Published: July 26, 2016 | Washington
In order to curb down security breaches across the world, more than 50 global experts have participated in the development of best practice guide for manufacturers to secure driverless cars and connected vehicles. The effort began in early 2016 when the 15 automaker members of the Auto-ISAC formed a working group to examine all cybersecurity aspects of the motor vehicle ecosystem.
Today’s vehicles do more to keep drivers secure and connected than ever before. However, connected vehicles must be designed and manufactured with security in mind. Therefore, members of the Automotive Information Sharing and Analysis Center (“Auto-ISAC”) released an overview of comprehensive Automotive Cybersecurity Best Practices (“Best Practices”) developed as a proactive measure to further enhance vehicle cybersecurity throughout the industry.
Auto-ISAC Chairman Tom Stricker of Toyota, said:
Automakers are committed to being proactive and will not wait for cyber threats to materialize into safety risks. The Best Practices initiative represents this commitment to proactive collaboration that our industry made when we stood up the Auto-ISAC last year. I’m proud of the way we have united in our endeavor to minimize the risks our consumers might face from cybersecurity and privacy threats.
The Best Practices provide deep technical and organizational breadth to support, develop, and improve defenses against potential cybersecurity threats of the motor vehicle ecosystem. They are grounded in ISO, NIST and other established cybersecurity frameworks but are tailored to the motor vehicle. Auto-ISAC members have committed to continuously enhancing the Best Practices over time to keep pace with the constantly evolving cyber landscape.

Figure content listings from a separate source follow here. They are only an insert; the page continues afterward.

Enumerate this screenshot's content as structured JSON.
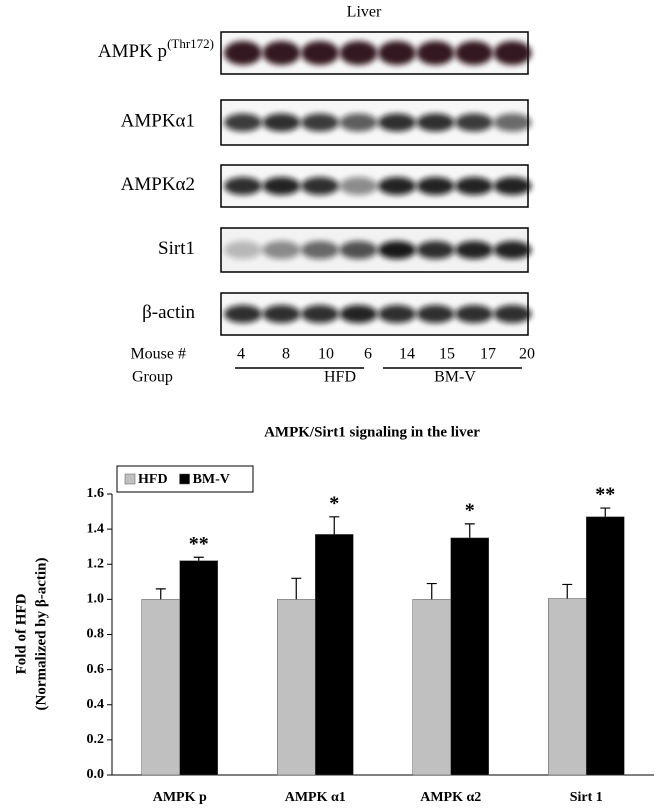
{
  "blot": {
    "title": "Liver",
    "rows": [
      {
        "label": "AMPK p",
        "sup": "(Thr172)"
      },
      {
        "label": "AMPKα1"
      },
      {
        "label": "AMPKα2"
      },
      {
        "label": "Sirt1"
      },
      {
        "label": "β-actin"
      }
    ],
    "mouse_label": "Mouse #",
    "mice": [
      "4",
      "8",
      "10",
      "6",
      "14",
      "15",
      "17",
      "20"
    ],
    "group_label": "Group",
    "groups": [
      "HFD",
      "BM-V"
    ]
  },
  "chart_data": {
    "type": "bar",
    "title": "AMPK/Sirt1 signaling in the liver",
    "ylabel": [
      "Fold of HFD",
      "(Normalized by β-actin)"
    ],
    "categories": [
      "AMPK p",
      "AMPK α1",
      "AMPK α2",
      "Sirt 1"
    ],
    "series": [
      {
        "name": "HFD",
        "color": "#c0c0c0",
        "values": [
          1.0,
          1.0,
          1.0,
          1.005
        ],
        "errors": [
          0.06,
          0.12,
          0.09,
          0.08
        ]
      },
      {
        "name": "BM-V",
        "color": "#000000",
        "values": [
          1.22,
          1.37,
          1.35,
          1.47
        ],
        "errors": [
          0.02,
          0.1,
          0.08,
          0.05
        ],
        "significance": [
          "**",
          "*",
          "*",
          "**"
        ]
      }
    ],
    "ylim": [
      0,
      1.6
    ],
    "yticks": [
      {
        "value": 0,
        "label": "0.0"
      },
      0.2,
      0.4,
      0.6,
      0.8,
      {
        "value": 1,
        "label": "1.0"
      },
      1.2,
      1.4,
      1.6
    ],
    "legend": "top-left",
    "grid": false
  }
}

The creation of Best Practices follows the release of the Framework for Automotive Cybersecurity Best Practices jointly released by the Alliance of Automobile Manufacturers (“Auto Alliance”) and the Association of Global Automakers (“Global Automakers”) in January 2016. The Auto-ISAC coordinated with both organizations throughout the Best Practices development.
The auto industry has been successful in galvanizing collaboration to address product and data security before a major cyber incident has taken place. In November 2014, members of both the Auto Alliance and Global Automakers voluntarily adopted Privacy Principles that will govern data retrieved from vehicles. The auto industry was the first in the Internet of Things ecosystem to take such a firm stance on customer data use.